Ahora me miraba directamente, y la angustia en sus ojos era visible. La sentí como una daga en mi vientre. Los ojos se me humedecieron.

– Te vas a trabajar, construyes tu pequeño imperio -dijo-, y pierdes la noción de lo que verdaderamente importa. -Parpadeó con fuerza-. No quiero que usted pierda esa noción, Adam. Jamás. -Goddard parecía más pequeño y marchito, como si tuviera cien años-. Estaba acostado en su cama cubierto de saliva y de orines, como un bebé, y lo cogí en brazos como si fuera un niño. ¿Sabe qué se siente al ver a un hijo en un ataúd, Adam? -susurró. Se me puso la piel de gallina y tuve que evitar su mirada-. Creí que nunca iba a volver a trabajar. Creí que no lo superaría nunca. Margaret dice que no lo he hecho. Me quedé casi dos meses en casa. No se me ocurría ninguna razón para seguir viviendo. Cuando pasa algo así, uno se cuestiona el valor de todo.

Pareció recordar que tenía un pañuelo en la mano y se limpió la cara.
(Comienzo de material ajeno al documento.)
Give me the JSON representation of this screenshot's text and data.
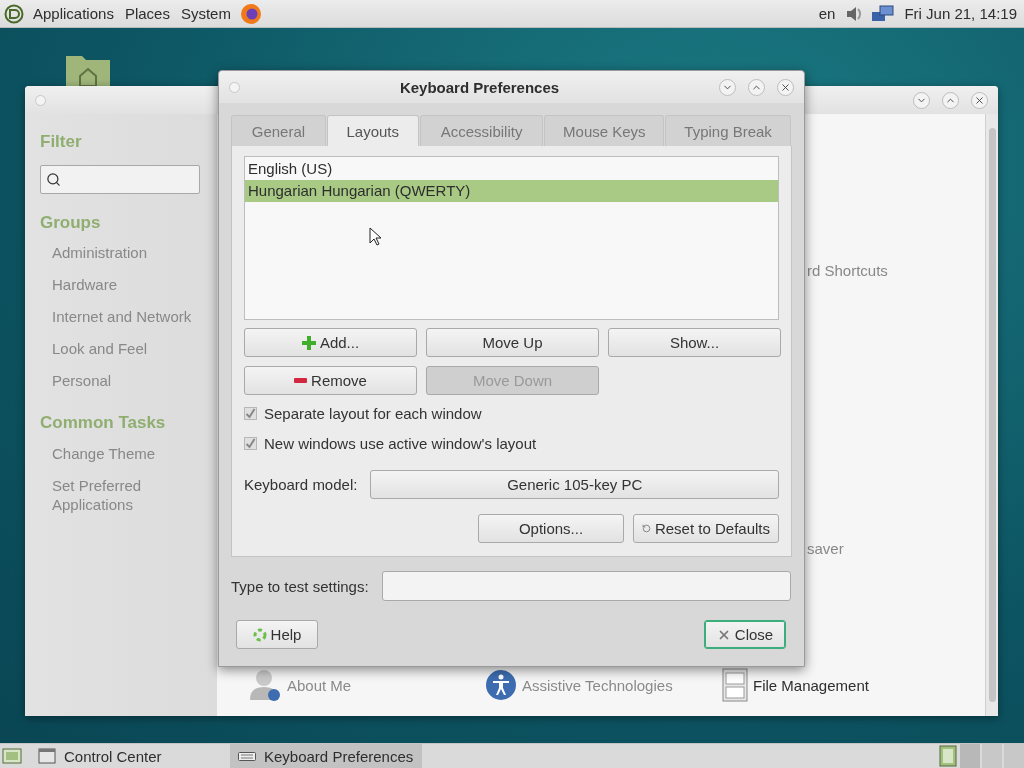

– Ah, míreme -dijo con un profundo suspiro, y soltó una risita inesperada-. Fíjese en este viejo tonto. Cuando tenía su edad, pensaba que al llegar a la que tengo ahora habría descubierto el sentido de la vida -sonrió tristemente-. Y no estoy ni un paso más cerca. Claro, sé bien cuál no es el sentido de la vida. Lo sé gracias a un proceso de eliminación. Tuve que perder a un hijo para aprenderlo. Te compras una casa grande y un coche de lujo, sales en la portada de la revista Fortune, y te crees que lo tienes todo dominado, ¿no es así? Hasta que Dios te manda un pequeño telegrama diciendo: «Ah, se me olvidaba, nada de eso importa un bledo. Y todos los seres queridos que tengas sobre la tierra… son prestados, ¿sabes? Así que ámalos mientras puedas.» -Por su mejilla rodó una lágrima-. Todavía hoy me pregunto si llegué a conocer a Eli. Tal vez no. Creí que lo había conocido. Sé que lo amé, más de lo que pensé que llegaría a amar a alguien. Pero ¿conocerlo? No, eso no puedo asegurarlo. -Sacudió la cabeza lentamente y comenzó a recuperar el control sobre sí mismo-. Su padre tiene suerte, quienquiera que sea, tiene tanta suerte, y nunca lo sabrá. Tiene un hijo como usted, un hijo que todavía lo acompaña. Sé que debe sentirse muy orgulloso de usted.